While the conference theme was managing wetlands and agriculture, there wasn’t a huge agricultural component – it surprised me just how many agrologists now are involved in the environment side of things. Many are involved in oil and gas reclamation, as opposed to straight crop production.
Various speakers at the conference focused on the importance of wetlands, whether they are potholes, sloughs, ponds, riparian areas along creeks in farm and ranch country, or vast tracks of swamps and muskeg in the northern Boreal forest regions of the Prairie provinces — they are all wetlands.
Nobody denied that ALL these wetlands are important and have varying degrees of value. They play an important role in flood control, purifying surface water, providing habitat for waterfowl and wildlife, and other benefits.

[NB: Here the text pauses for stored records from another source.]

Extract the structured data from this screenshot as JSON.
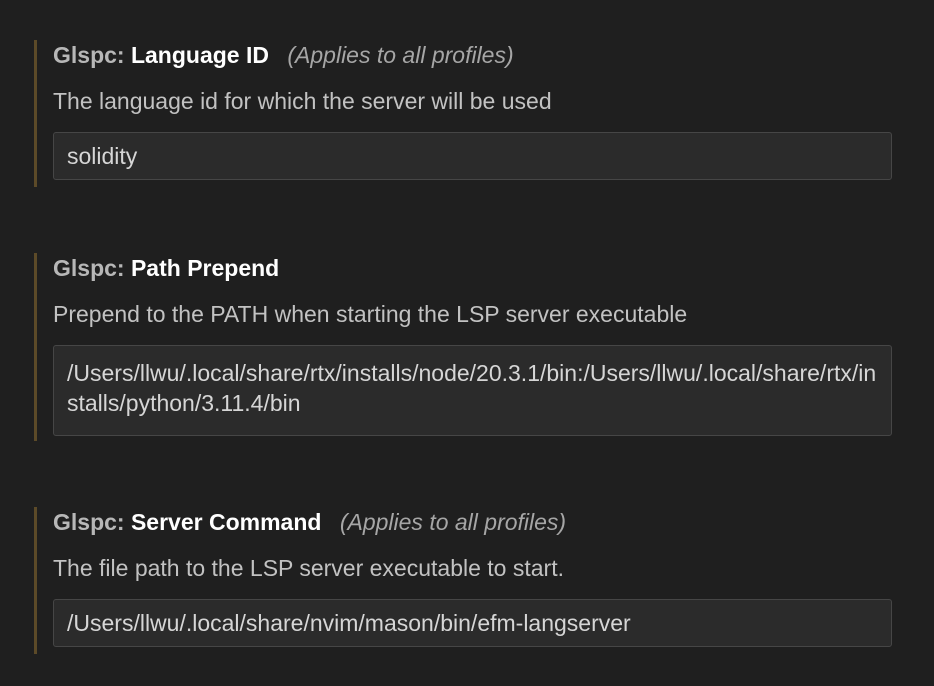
{
  "settings": [
    {
      "category": "Glspc:",
      "label": "Language ID",
      "scope": "(Applies to all profiles)",
      "description": "The language id for which the server will be used",
      "value": "solidity"
    },
    {
      "category": "Glspc:",
      "label": "Path Prepend",
      "scope": "",
      "description": "Prepend to the PATH when starting the LSP server executable",
      "value": "/Users/llwu/.local/share/rtx/installs/node/20.3.1/bin:/Users/llwu/.local/share/rtx/installs/python/3.11.4/bin"
    },
    {
      "category": "Glspc:",
      "label": "Server Command",
      "scope": "(Applies to all profiles)",
      "description": "The file path to the LSP server executable to start.",
      "value": "/Users/llwu/.local/share/nvim/mason/bin/efm-langserver"
    }
  ],
  "colors": {
    "background": "#1f1f1f",
    "modified_indicator": "#5c4a28",
    "input_background": "#2b2b2b",
    "input_border": "#464646"
  }
}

I think most farmers and ranchers see value in wetlands. A lot of ranchers see direct benefit as sloughs and wetlands provide water, feed and shelter for cattle. As long as the site isn’t producing a ton of poison plants, they are generally good.
Most farmers learn how to manage crop production around ponds, lakes and creeks, but being such a profit-driven, time-sensitive horde, I suspect most view the temporary potholes and sloughs that appear in fields largely as a pain in the ass.
They can’t seed them, if they get too close with machinery they get stuck, and even with GPS and autosteer they are still a pain to work around. I remember doing stories several years ago now with a young Alberta Agriculture conservation specialist Douwe Vanderwel and the focus then was on landscaping fields for slough consolidation and developing grass waterways to carry water off fields without erosion.
Apparently those approaches are no longer kosher and the thinking is to embrace every slough and wet spot as an important part of an ecological system.
Much of the conference focused on the importance of all wetlands, creating a value system to rank some wetlands more important than others, developing a provincial government policy on wetland management, and the need for more research. Everyone emphasized it is a very complex issue that needs to be studied and talked about — we need more dialogue with a wide range of stakeholders — two buzz words that drive me nuts.
Regardless of my last comment, I agree that it is an important and sometimes complex issue. But I really do think that wetland management can get bogged down in the process.
As I told the AIA folks, you can research proper wetland management until the cows come home, but unless there is a strong commitment through government policy, a serious commitment from industry to fix what has been damaged, and a buy in from private land owners who see value in preserving every pot hole, the research isn’t going to have much value.
I have some specific solutions that I will reveal in a later blog, but this one is getting too long and I have to go polish my honorary AIA member plaque.